Megan Thee Stallion will NOT be releasing new music this week, after all … not if her label gets its way, and 1501 Certified Entertainment wants an emergency court hearing on the matter.
Label honcho Carl Crawford just filed a motion to dissolve the temporary restraining order Megan got earlier this week … which allowed her to drop new music on Friday. However, the label says she had no right even taking them to court in the first place.
According to the docs, obtained by TMZ, Crawford says Megan’s contract stipulates all disputes between her and the label must be handled in arbitration. Coincidentally, this is the very contract Megan complained was one-sided and unfair when she signed it as a naive 20-year-old.
He also claims Megan’s guilty of booking several gigs without its approval — but what really chaps Crawford’s britches (it’s a Texas case, after all) is her plan to release music on March 6.

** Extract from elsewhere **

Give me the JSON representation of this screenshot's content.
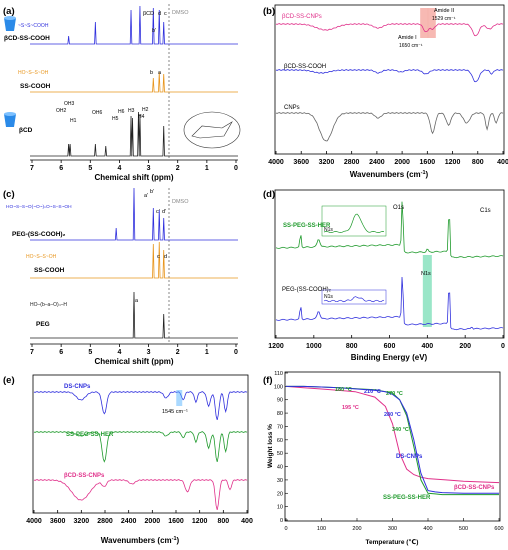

In docs, 1501 Certified says she can’t drop that music without its approval … it’s part of her contract. Even if she wants out of it, it remains in place for now, and Crawford says he’s exercising his contractual right to control distribution of her music.
Crawford’s also not buying Meg’s claim that “disappointment of her fans” is a basis for getting a restraining order to release the music.
He’s demanding a hearing today in Harris County, Texas … so a judge can hear the label’s side of the story before the music comes out on Friday. No word yet if that hearing will be granted.